Letter to Judge Loretta A. Preska Regarding Sentencing of Jeremy Hammond – PDF

2013 Letter to Judge Preska re Jeremy Hammond

October 24, 2013

The Honorable Loretta A. Preska, Chief Judge United States Courthouse

Southern District of New York Courtroom 12A

500 Pearl Street

New York, NY 10007

Re: Sentencing of Jeremy Hammond Dear Judge Preska:

I am the President Emeritus of the Center for Constitutional Rights (CCR). Along with CCR I represent WikiLeaks and Julian Assange.  I strongly endorse the reasoning and the conclusions in the letter from the CCR recommending that Mr. Hammond be given no more than time served.

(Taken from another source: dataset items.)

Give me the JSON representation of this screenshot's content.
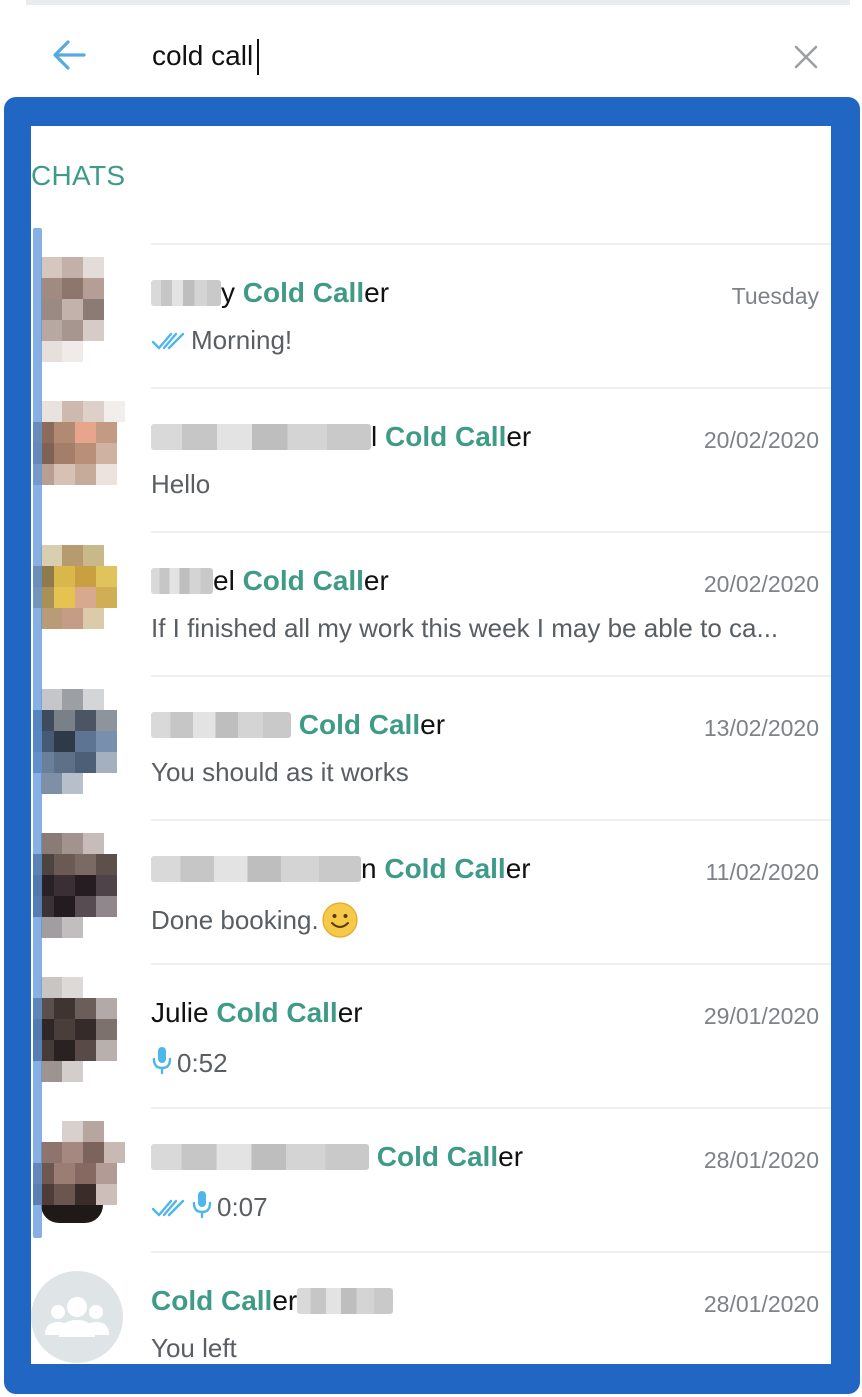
{
  "search": {
    "query": "cold call"
  },
  "sections": {
    "chats_label": "CHATS"
  },
  "colors": {
    "accent": "#3f9b88",
    "frame": "#2166c3",
    "tick": "#4fb6ec"
  },
  "icons": {
    "back": "arrow-left-icon",
    "clear": "close-icon",
    "read": "double-check-icon",
    "voice": "microphone-icon",
    "group": "group-icon",
    "emoji": "smiley-icon"
  },
  "chats": [
    {
      "name_suffix": "y",
      "name_match": "Cold Call",
      "name_rest": "er",
      "date": "Tuesday",
      "preview": "Morning!"
    },
    {
      "name_suffix": "l",
      "name_match": "Cold Call",
      "name_rest": "er",
      "date": "20/02/2020",
      "preview": "Hello"
    },
    {
      "name_suffix": "el",
      "name_match": "Cold Call",
      "name_rest": "er",
      "date": "20/02/2020",
      "preview": "If I finished all my work this week I may be able to ca..."
    },
    {
      "name_suffix": "",
      "name_match": "Cold Call",
      "name_rest": "er",
      "date": "13/02/2020",
      "preview": "You should as it works"
    },
    {
      "name_suffix": "n",
      "name_match": "Cold Call",
      "name_rest": "er",
      "date": "11/02/2020",
      "preview": "Done booking."
    },
    {
      "name_prefix": "Julie",
      "name_match": "Cold Call",
      "name_rest": "er",
      "date": "29/01/2020",
      "preview": "0:52"
    },
    {
      "name_suffix": "",
      "name_match": "Cold Call",
      "name_rest": "er",
      "date": "28/01/2020",
      "preview": "0:07"
    },
    {
      "name_match": "Cold Call",
      "name_rest": "er",
      "date": "28/01/2020",
      "preview": "You left"
    }
  ]
}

I write to add some additional reasons.

WikiLeaks as well as numerous other publishers and journalists have published important stories based on documents that were obtained from Stratfor (Strategic Forecasting Inc.) by Mr. Hammond. Those documents for the first time gave the American people and others in the world a picture of the malevolent part that private intelligence corporations play in surveillance of legally and constitutionally protected activities and the activists involved. This is a role that they often appear to do hand in glove with our own or other governments. In my legal career I have often attempted to rein in government spying and surveillance. As an attorney with CCR I have sued the FBI, CIA, NSA and other government entities numerous times. The Stratfor documents have now given us the understanding that the private intelligence companies may be a bigger problem for civil liberties than or own government and it is those companies we ought to be suing as well.

The documents showed that Stratfor employed a network of paid informants including government officials and journalists who carried out this work. They also showed us the corruption of officials, serious wrongdoing by corporations and efforts to spy on if not suppress dissent. Despite the revelations in the Stratfor documents I am aware of no efforts by my own government or governments anywhere in the world to investigate much less prosecute those who engaged in this illegal conduct. I raise this to point out the injustice and hypocrisy in prosecuting Mr. Hammond, a person committed to revealing this wrongdoing, while doing nothing to get at those who may have committed the very crimes he brought to light. It may be that those who engage in civil disobedience and whistleblowing against injustices often face the wrath of the state, but that does not mean it is right and just to punish them and certainly not to do so severely. Oftentimes, as years go by they become our society’s heroes.

In years of litigating cases involving surveillance, torture, renditions and war crimes against our government (as well as some private corporations), we are often met with claims by the government that the lawsuits cannot continue because the matters concern state secrets. Cases are routinely dismissed for this reason and the truth is neither revealed nor is the legality of the conduct litigated. This trend of dismissal of cases on state secrets grounds has been increasing and it is fair to say that the illegal acts of our government and the private security and

intelligence companies that work with it are increasingly hidden from the American public and world. In fact, litigation against the government is no longer a path to the truth or justice.

It is for this reason that truth tellers like Mr. Hammond have become more and more important in insuring that people know what their government and private intelligence companies are doing in their names. It is the case that Mr. Hammond has pleaded guilty to violation the law, but the greater crime is keeping from us knowledge, particularly of criminality, that ought to be public and prosecuted. Truth tellers are always necessary in a society. Sadly, now, they are more necessary than ever.